O ex-administrador financeiro da TAP disse hoje que questionou sobre os contratos de gestão, obrigatórios em empresas públicas e que não existem na TAP, e que o ex-presidente Manuel Beja disse que há várias empresas públicas que não os têm.
"Sabia da necessidade de serem assinados contratos de gestão, eu próprio levantei essa questão quando estávamos a findar o período de três meses a contar de 24 de junho [de 2021], porque perguntei. [...] Tive uma conversa inclusive com o presidente do Conselho de Administração da TAP [Manuel Beja], que também era muito sensível a essas matérias e ele fez uma consulta e disse-me que várias empresas públicas portuguesas funcionam sem contratos de gestão, ou não têm contratos de gestão", afirmou João Gameiro, na comissão de inquérito à TAP.
O ex-administrador financeiro, que exerceu funções durante quatro meses em 2021, respondia a questões da deputada socialista Fátima Fonseca sobre o estatuto do gestor público, a que a TAP passou a estar abrangida quando regressou ao controlo do Estado, e sobre os contratos de gestão que têm de ser assinados pelos administradores de empresas públicas, no prazo de três meses após início de funções e que, no caso da companhia aérea, ainda não foram.

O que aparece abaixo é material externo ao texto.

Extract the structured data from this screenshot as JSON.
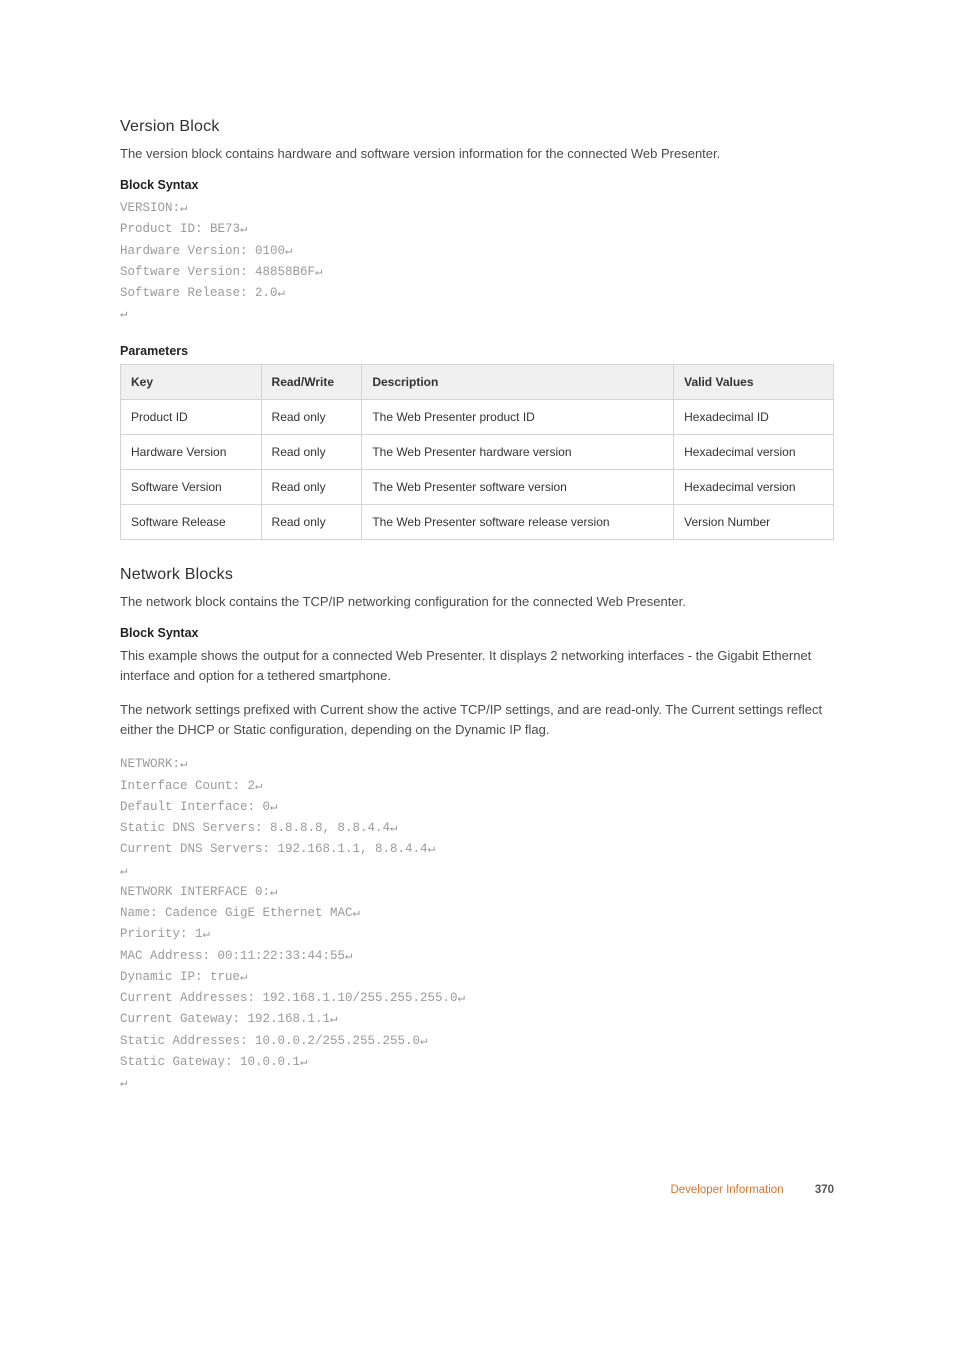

Afirmando que conhecia o estatuto do gestor público antes de integrar os órgãos sociais da TAP, João Gameiro adiantou que era para si importante ter um contrato de gestão, bem como um seguro `directors & officers`, uma vez que são cargos com responsabilidade penal, civil e financeira pelas decisões e atos assumidos.
Segundo o ex-responsável, a companhia aérea tinha um seguro para aquele efeito, mas era "diminuto", porque, na sequência das dificuldades causadas pela pandemia de covid-19, o capital das seguradoras diminuiu e "passou a ser muito difícil encontrar no mercado uma seguradora que estivesse disponível a segurar a TAP".
"Isso foi um assunto importante, creio eu, para os vários elementos da administração e a que o presidente do Conselho de Administração deu importância e que ficou um bocadinho nele liderar esse processo de tentar arrancar um mecanismo - não havendo o seguro - alguma outra salvaguarda que enquadrasse a responsabilidade dos administradores", explicou.
O ex-administrador financeiro explicou mais tarde, em resposta ao deputado social-democrata Hugo Carneiro, que esta foi mesmo uma das razões pelas quais renunciou ao cargo, porque entendia ser "fundamental ter o seguro".
"Não havendo o seguro, [...] então era fundamental ter um contrato de gestão, tentar-se por via do contrato salvaguardar os administradores e sei que o presidente do Conselho de Administração estaria a tomar iniciativas nessa medida, mas chegou uma altura em que entendi que isso não ia acontecer", apontou.
Questionado sobre o comunicado divulgado pelo Governo na altura da sua renúncia, que refere "motivos pessoais imprevisíveis", João Gameiro desvalorizou, considerando que na perspetiva das tutelas "tratava-se de facto de motivos pessoais e não previsíveis".
Quanto à relação com o Ministério das Finanças, o ex-administrador explicou que havia um canal de diálogo com o então secretário de Estado do Tesouro, Miguel Cruz, e com a Direção-Geral do Tesouro e Finanças (DGTF), sublinhando nunca ter sentido "ausência de resposta".
Quanto aos custos da frota de aviões, que motivou a abertura de um inquérito por parte do Ministério Público por indícios de que a TAP possa estar a pagar mais do que as concorrentes, o ex-administrador disse que nunca fez essa comparação com as congéneres e que só teve conhecimento do caso posteriormente à sua saída.
O PSD questionou ainda o ex-responsável sobre uma compra de copos de papel para a companhia, no valor de 620.000 euros, cuja decisão foi tomada pela Comissão Executiva, fazendo o paralelismo com a indemnização de 500.000 euros paga à ex-administradora Alexandra Reis, que não terá sido alvo de discussão na mesma sede.
João Gameiro respondeu que, no período de quatro meses em que esteve na companhia, "as decisões estavam muito concentradas no Conselho de Administração e na Comissão Executiva". "Acho que os diretores não assinavam nada, tudo tinha de ser levado aos administradores", acrescentou.